The feedback from students and teachers since the walkout has been very positive which makes me really happy because we put a lot of effort and heart into the event. We hope that we inspired the community to keep this conversation going in the future.
This was a tremendous season of growth for the girls varsity basketball team. Many of our players were new to basketball and from the beginning were dedicated to building their fundamentals. We are proud of the way our players were able to improve their individual technical skills such as dribbling, shooting, and passing but also improved collectively as a team. They deepened their understanding of the game and honed their defensive skills.
During the final third of our season the effort and execution on defense paved the way for the team to climb from 6th to 4th place in three games. In the quarterfinals the Blazers beat Edlin with a gritty performance to advance to the semifinals. During the semifinal game against the # 1 seed Browne Academy the girls came back from a 15-point deficit to come within six points during the last four minutes of regulation play. We walked away with remembering a life lesson: Never EVER give up! Thank you players and parents for a great season!
- Coach Bethany McCoy
The Blazers had an eventful and successful season. Led by Coach EJ with assistance from alumnus and alumni parent Jon Ustun, the boys varsity team grew tremendously over the course of this basketball season. They began with individual skills that developed with time. Ultimately the skills of each player merged cohesively to create a phenomenal team.
Fundamentals such as shooting, passing, and defense were essential for our season, and each Blazer learned how to bring their skills to the forefront and benefit each game. They not only deepened their understanding of basketball, but also learned a number of different defense systems, offensive plays, and created a strong press defense which led to a number of turnovers and points during vital games. A major strength of this Blazer team was the element of quick decision-making and ball movement—skills that developed from the beginning of the season and which, by the final game, were clearly evident in the team’s ability to move the ball and play as a Blazer team. Coach EJ is very proud of this!
Burgundy took third place in a tough season closer vs. ACDS; and the 8th graders have “passed the torch” to the next generation of Blazers. Thank you players and families for a fun, dedicated, and overall great season!

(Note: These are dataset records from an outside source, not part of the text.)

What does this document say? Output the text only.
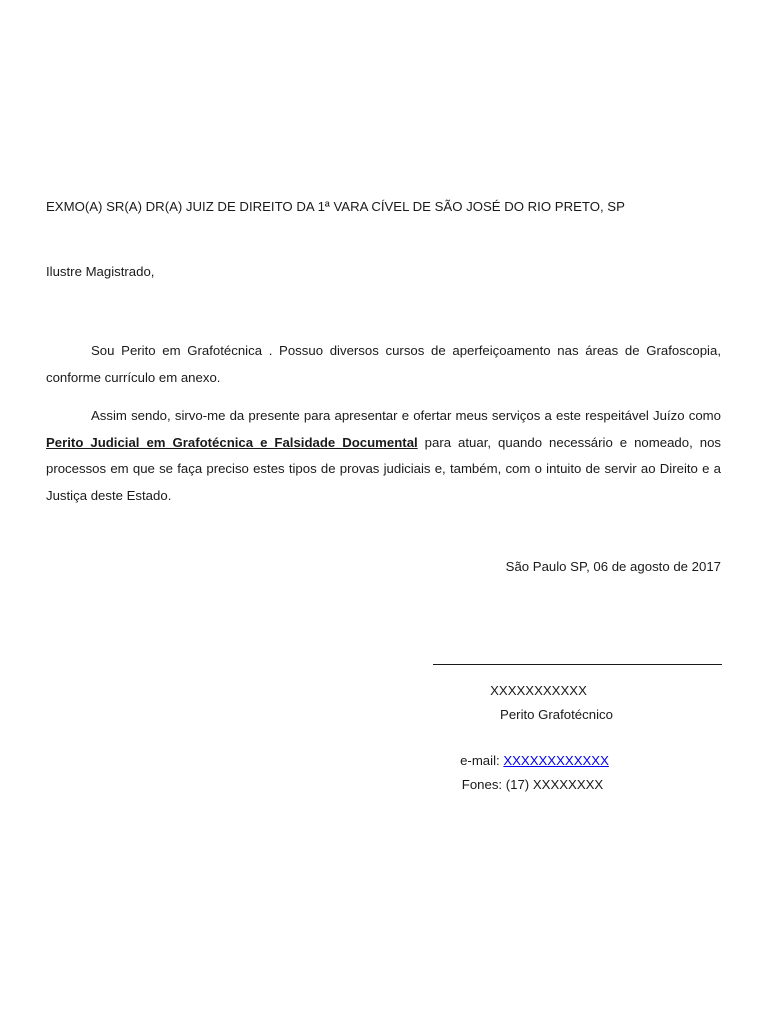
EXMO(A) SR(A) DR(A) JUIZ DE DIREITO DA 1ª VARA CÍVEL DE SÃO JOSÉ DO RIO PRETO, SP
Ilustre Magistrado,
Sou Perito em Grafotécnica . Possuo diversos cursos de aperfeiçoamento nas áreas de Grafoscopia, conforme currículo em anexo.
Assim sendo, sirvo-me da presente para apresentar e ofertar meus serviços a este respeitável Juízo como Perito Judicial em Grafotécnica e Falsidade Documental para atuar, quando necessário e nomeado, nos processos em que se faça preciso estes tipos de provas judiciais e, também, com o intuito de servir ao Direito e a Justiça deste Estado.
São Paulo SP, 06 de agosto de 2017
XXXXXXXXXXX
Perito Grafotécnico
e-mail: XXXXXXXXXXXX
Fones: (17) XXXXXXXX
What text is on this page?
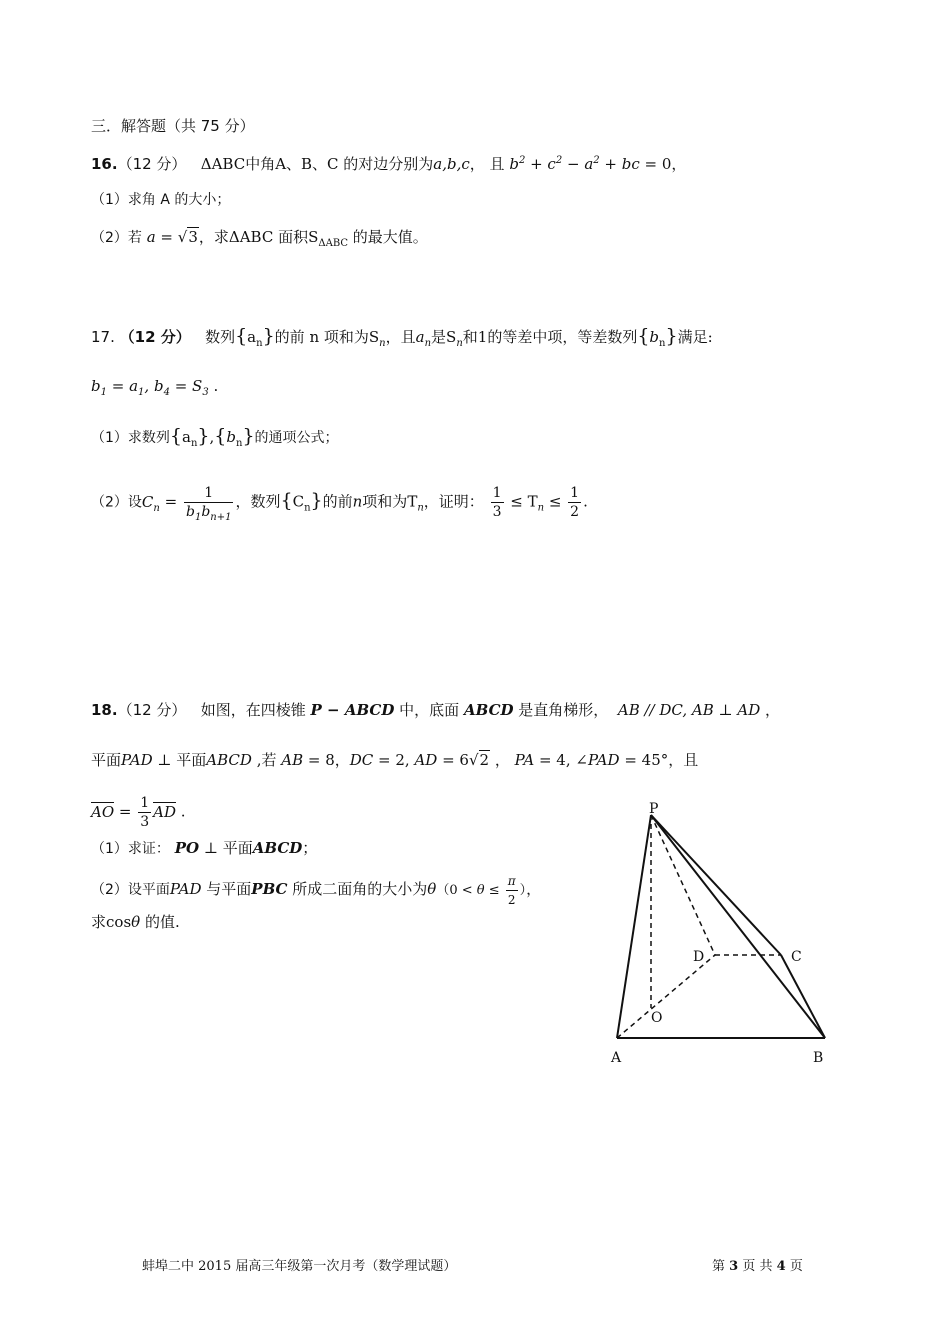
三．解答题（共 75 分）
16.（12 分） ΔABC中角A、B、C 的对边分别为a,b,c， 且 $b^2 + c^2 - a^2$ + bc = 0，
（1）求角 A 的大小；
（2）若 a = √3，求ΔABC 面积$S_{\Delta ABC}$ 的最大值。
17. （12 分） 数列$\{a_n\}$的前 n 项和为$S_n$，且$a_n$是$S_n$和1的等差中项，等差数列$\{b_n\}$满足:
$b_1 = a_1$, $b_4 = S_3$ .
（1）求数列$\{a_n\},\{b_n\}$的通项公式；
（2）设$C_n = \frac{1}{b_1b_{n+1}}$ ，数列$\{C_n\}$的前n项和为$T_n$，证明： $\frac{1}{3} \le T_n \le \frac{1}{2}$ .
18.（12 分） 如图，在四棱锥 P − ABCD 中，底面 ABCD 是直角梯形， AB // DC, AB ⊥ AD ，
平面PAD ⊥ 平面ABCD ,若 AB = 8，DC = 2, AD = 6√2 ， PA = 4, ∠PAD = 45°，且
AO = $\frac{1}{3}$ AD .
（1）求证： PO ⊥ 平面ABCD；
（2）设平面PAD 与平面PBC 所成二面角的大小为$\theta(0 < \theta \le \frac{\pi}{2}$ ），
求cosθ 的值.
P
D	C
O
A	B
蚌埠二中 2015 届高三年级第一次月考（数学理试题）	第 3 页 共 4 页
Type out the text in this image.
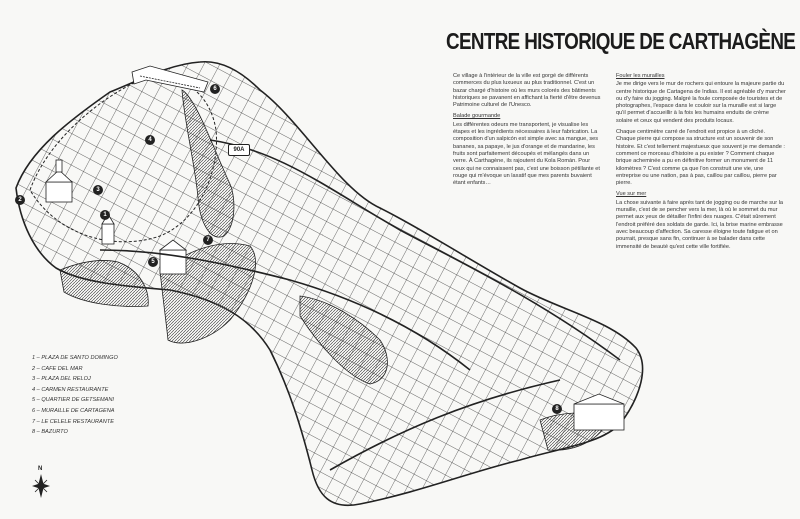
1
2
3
4
5
6
7
8
90A
CENTRE HISTORIQUE DE CARTHAGÈNE

Ce village à l'intérieur de la ville est gorgé de différents commerces du plus luxueux au plus traditionnel. C'est un bazar chargé d'histoire où les murs colorés des bâtiments historiques se pavanent en affichant la fierté d'être devenus Patrimoine culturel de l'Unesco.

Balade gourmande

Les différentes odeurs me transportent, je visualise les étapes et les ingrédients nécessaires à leur fabrication. La composition d'un salpicón est simple avec sa mangue, ses bananes, sa papaye, le jus d'orange et de mandarine, les fruits sont parfaitement découpés et mélangés dans un verre. À Carthagène, ils rajoutent du Kola Román. Pour ceux qui ne connaissent pas, c'est une boisson pétillante et rouge qui m'évoque un laxatif que mes parents buvaient étant enfants…

Fouler les murailles

Je me dirige vers le mur de rochers qui entoure la majeure partie du centre historique de Cartagena de Indias. Il est agréable d'y marcher ou d'y faire du jogging. Malgré la foule composée de touristes et de photographes, l'espace dans le couloir sur la muraille est si large qu'il permet d'accueillir à la fois les humains enduits de crème solaire et ceux qui vendent des produits locaux.

Chaque centimètre carré de l'endroit est propice à un cliché. Chaque pierre qui compose sa structure est un souvenir de son histoire. Et c'est tellement majestueux que souvent je me demande : comment ce morceau d'histoire a pu exister ? Comment chaque brique acheminée a pu en définitive former un monument de 11 kilomètres ? C'est comme ça que l'on construit une vie, une entreprise ou une nation, pas à pas, caillou par caillou, pierre par pierre.

Vue sur mer

La chose suivante à faire après tant de jogging ou de marche sur la muraille, c'est de se pencher vers la mer, là où le sommet du mur permet aux yeux de détailler l'infini des nuages. C'était sûrement l'endroit préféré des soldats de garde. Ici, la brise marine embrasse avec beaucoup d'affection. Sa caresse éloigne toute fatigue et on pourrait, presque sans fin, continuer à se balader dans cette immensité de beauté qu'est cette ville fortifiée.

1 – PLAZA DE SANTO DOMINGO
2 – CAFE DEL MAR
3 – PLAZA DEL RELOJ
4 – CARMEN RESTAURANTE
5 – QUARTIER DE GETSEMANI
6 – MURAILLE DE CARTAGENA
7 – LE CELELE RESTAURANTE
8 – BAZURTO
N
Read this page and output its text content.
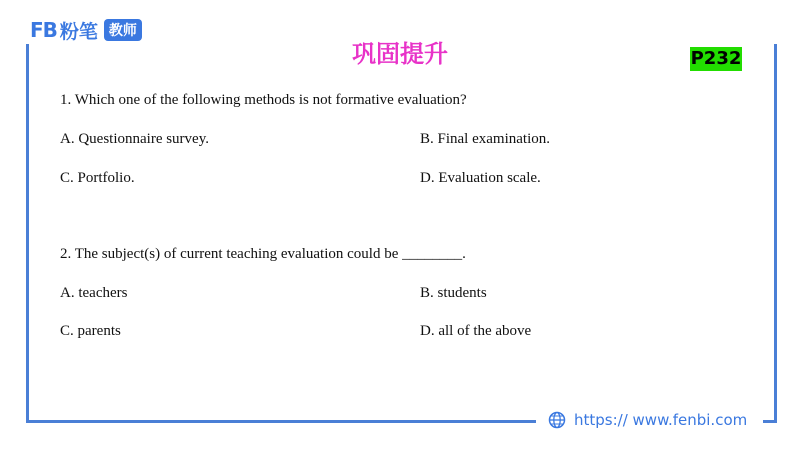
FB 粉笔 教师
巩固提升	P232
1. Which one of the following methods is not formative evaluation?
A. Questionnaire survey.	B. Final examination.
C. Portfolio.	D. Evaluation scale.
2. The subject(s) of current teaching evaluation could be ________.
A. teachers	B. students
C. parents	D. all of the above
https:// www.fenbi.com
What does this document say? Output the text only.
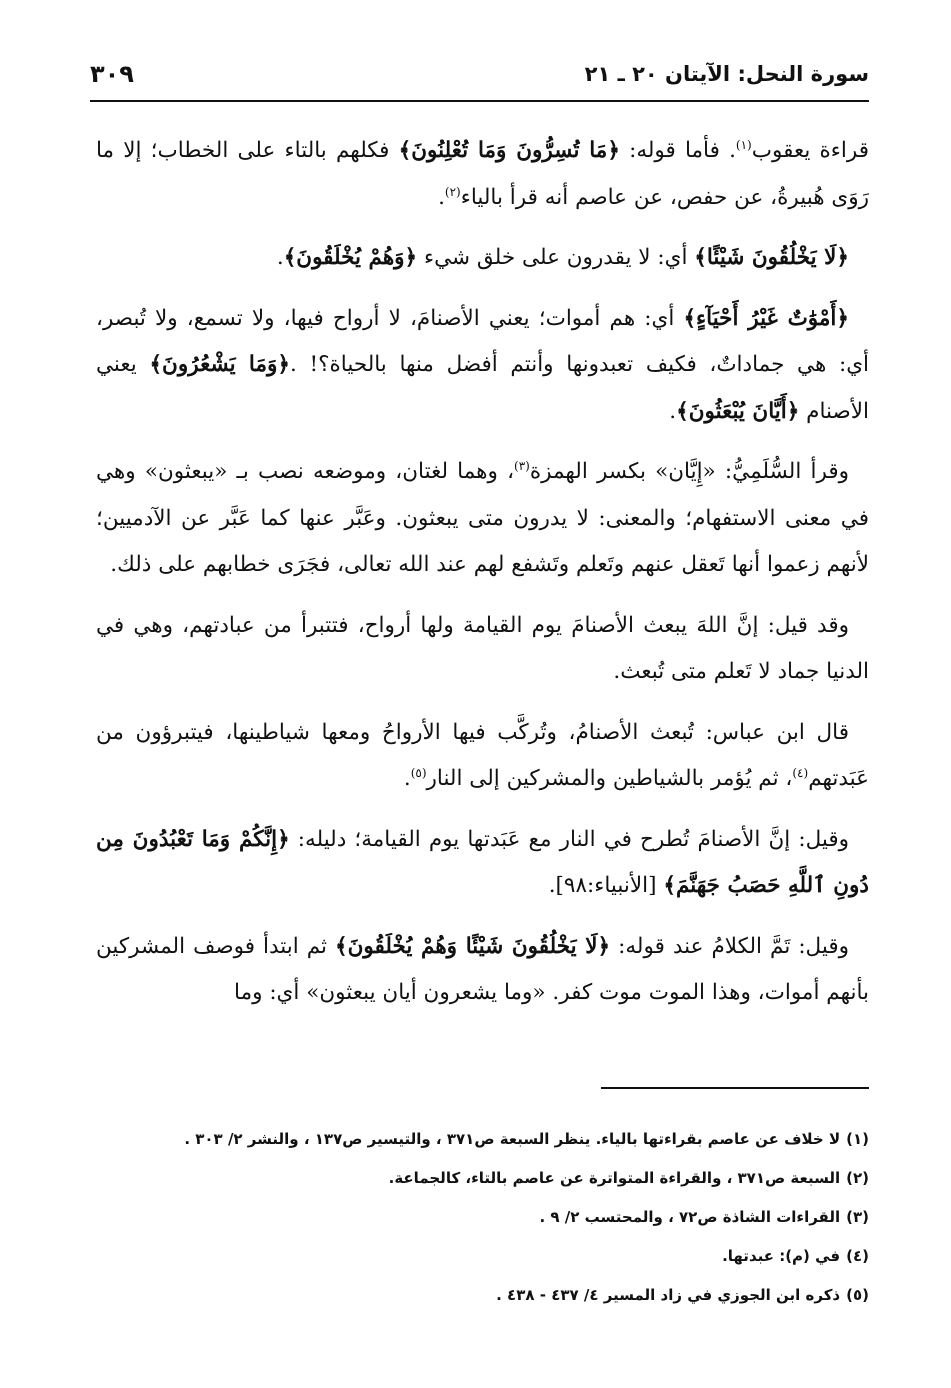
سورة النحل: الآيتان ٢٠ ـ ٢١
٣٠٩

قراءة يعقوب$^{(١)}$. فأما قوله: ﴿مَا تُسِرُّونَ وَمَا تُعْلِنُونَ﴾ فكلهم بالتاء على الخطاب؛ إلا ما رَوَى هُبيرةُ، عن حفص، عن عاصم أنه قرأ بالياء$^{(٢)}$.

﴿لَا يَخْلُقُونَ شَيْئًا﴾ أي: لا يقدرون على خلق شيء ﴿وَهُمْ يُخْلَقُونَ﴾.

﴿أَمْوَٰتٌ غَيْرُ أَحْيَآءٍ﴾ أي: هم أموات؛ يعني الأصنامَ، لا أرواح فيها، ولا تسمع، ولا تُبصر، أي: هي جماداتٌ، فكيف تعبدونها وأنتم أفضل منها بالحياة؟! .﴿وَمَا يَشْعُرُونَ﴾ يعني الأصنام ﴿أَيَّانَ يُبْعَثُونَ﴾.

وقرأ السُّلَمِيُّ: «إِيَّان» بكسر الهمزة$^{(٣)}$، وهما لغتان، وموضعه نصب بـ «يبعثون» وهي في معنى الاستفهام؛ والمعنى: لا يدرون متى يبعثون. وعَبَّر عنها كما عَبَّر عن الآدميين؛ لأنهم زعموا أنها تَعقل عنهم وتَعلم وتَشفع لهم عند الله تعالى، فجَرَى خطابهم على ذلك.

وقد قيل: إنَّ اللهَ يبعث الأصنامَ يوم القيامة ولها أرواح، فتتبرأ من عبادتهم، وهي في الدنيا جماد لا تَعلم متى تُبعث.

قال ابن عباس: تُبعث الأصنامُ، وتُركَّب فيها الأرواحُ ومعها شياطينها، فيتبرؤون من عَبَدتهم$^{(٤)}$، ثم يُؤمر بالشياطين والمشركين إلى النار$^{(٥)}$.

وقيل: إنَّ الأصنامَ تُطرح في النار مع عَبَدتها يوم القيامة؛ دليله: ﴿إِنَّكُمْ وَمَا تَعْبُدُونَ مِن دُونِ ٱللَّهِ حَصَبُ جَهَنَّمَ﴾ [الأنبياء:٩٨].

وقيل: تَمَّ الكلامُ عند قوله: ﴿لَا يَخْلُقُونَ شَيْئًا وَهُمْ يُخْلَقُونَ﴾ ثم ابتدأ فوصف المشركين بأنهم أموات، وهذا الموت موت كفر. «وما يشعرون أيان يبعثون» أي: وما

(١)لا خلاف عن عاصم بقراءتها بالياء. ينظر السبعة ص٣٧١ ، والتيسير ص١٣٧ ، والنشر ٢/ ٣٠٣ .
(٢)السبعة ص٣٧١ ، والقراءة المتواترة عن عاصم بالتاء، كالجماعة.
(٣)القراءات الشاذة ص٧٢ ، والمحتسب ٢/ ٩ .
(٤)في (م): عبدتها.
(٥)ذكره ابن الجوزي في زاد المسير ٤/ ٤٣٧ - ٤٣٨ .
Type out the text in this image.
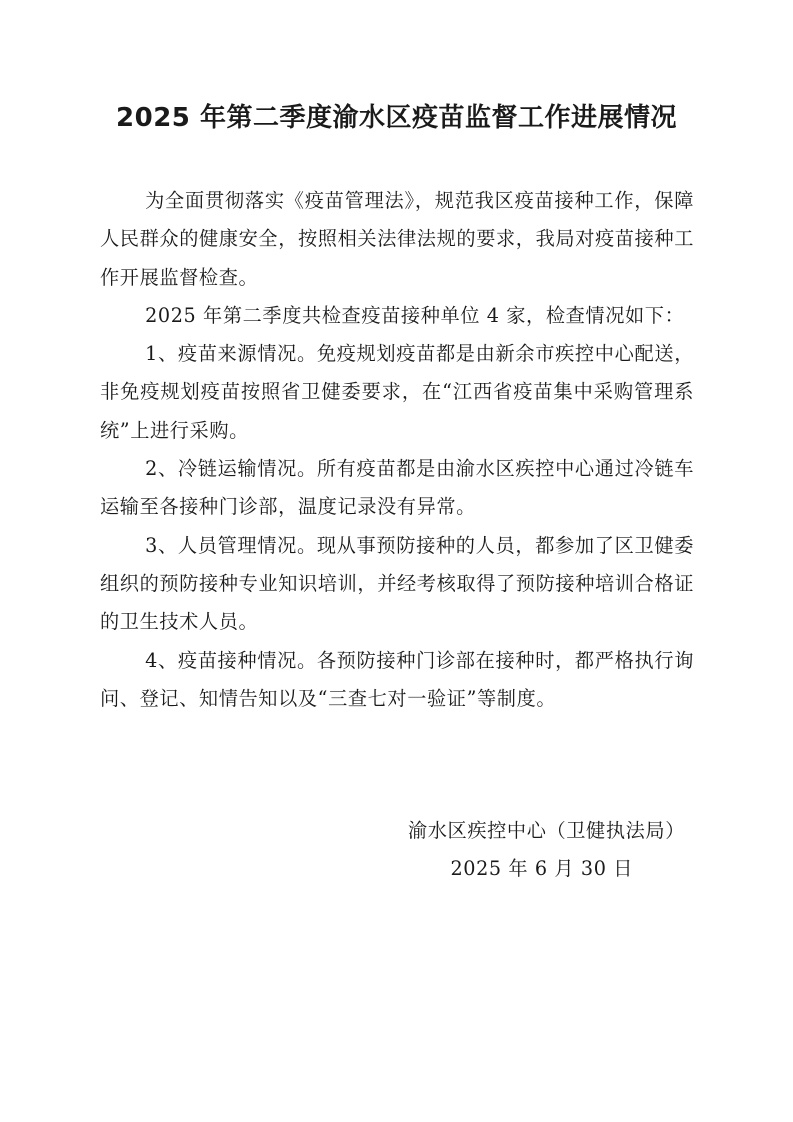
2025 年第二季度渝水区疫苗监督工作进展情况

为全面贯彻落实《疫苗管理法》，规范我区疫苗接种工作，保障人民群众的健康安全，按照相关法律法规的要求，我局对疫苗接种工作开展监督检查。

2025 年第二季度共检查疫苗接种单位 4 家，检查情况如下：

1、疫苗来源情况。免疫规划疫苗都是由新余市疾控中心配送，非免疫规划疫苗按照省卫健委要求，在“江西省疫苗集中采购管理系统”上进行采购。

2、冷链运输情况。所有疫苗都是由渝水区疾控中心通过冷链车运输至各接种门诊部，温度记录没有异常。

3、人员管理情况。现从事预防接种的人员，都参加了区卫健委组织的预防接种专业知识培训，并经考核取得了预防接种培训合格证的卫生技术人员。

4、疫苗接种情况。各预防接种门诊部在接种时，都严格执行询问、登记、知情告知以及“三查七对一验证”等制度。

渝水区疾控中心（卫健执法局）
2025 年 6 月 30 日
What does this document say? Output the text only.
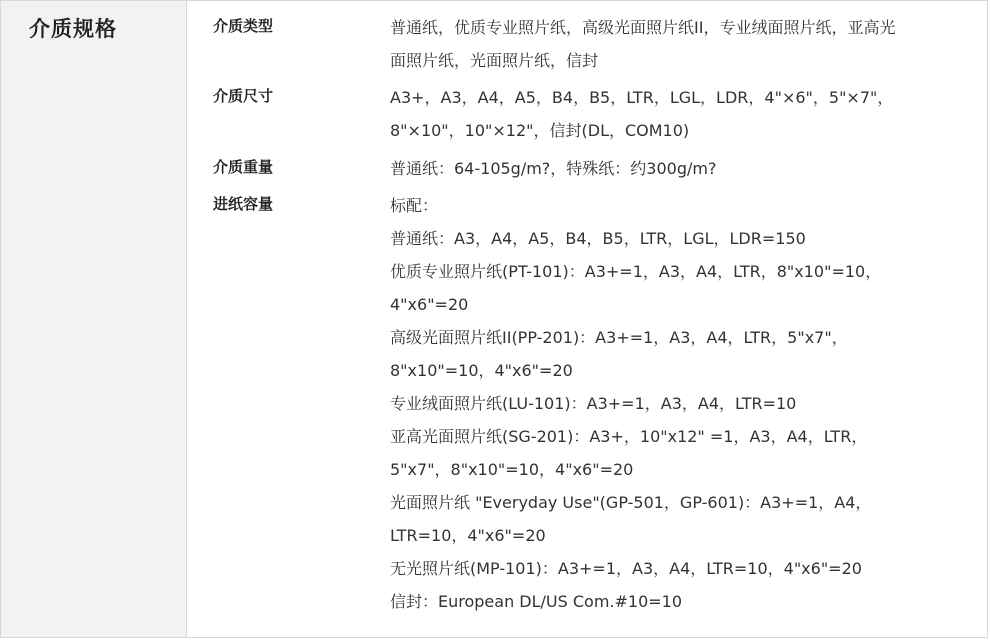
介质规格	介质类型	普通纸，优质专业照片纸，高级光面照片纸II，专业绒面照片纸，亚高光
面照片纸，光面照片纸，信封
介质尺寸	A3+，A3，A4，A5，B4，B5，LTR，LGL，LDR，4"×6"，5"×7"，
8"×10"，10"×12"，信封(DL，COM10)
介质重量	普通纸：64-105g/m?，特殊纸：约300g/m?
进纸容量	标配：
普通纸：A3，A4，A5，B4，B5，LTR，LGL，LDR=150
优质专业照片纸(PT-101)：A3+=1，A3，A4，LTR，8"x10"=10，
4"x6"=20
高级光面照片纸II(PP-201)：A3+=1，A3，A4，LTR，5"x7"，
8"x10"=10，4"x6"=20
专业绒面照片纸(LU-101)：A3+=1，A3，A4，LTR=10
亚高光面照片纸(SG-201)：A3+，10"x12" =1，A3，A4，LTR，
5"x7"，8"x10"=10，4"x6"=20
光面照片纸 "Everyday Use"(GP-501，GP-601)：A3+=1，A4，
LTR=10，4"x6"=20
无光照片纸(MP-101)：A3+=1，A3，A4，LTR=10，4"x6"=20
信封：European DL/US Com.#10=10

- Coach Emily “EJ” Jonas ’03
The boys JV basketball team concluded a fine and rewarding season with a very close victory against Congressional, a game decided in the final exciting minute. After building a small lead in the first half, Congressional came back to take the lead in the third quarter. The team rallied behind scrappy team defense to pull out a close win and finish their season undefeated. They deserve to be very proud of their team play!
- Coach Jon Ustun ’75
The junior varsity girls basketball team was comprised of primarily 6th graders who were dedicated to learning the game. The team put in a lot of hard work learning the rudimentary skills necessary for team and individual success. They learned basic offensive strategies and executed an active 2-3 zone defense. Each player contributed to the team’s success and played a role in every game by utilizing their strengths on the court. By the end of the season they were calling out plays, running a basic fast-break offense and playing with passion and pride. We hope that everyone will continue playing basketball next season!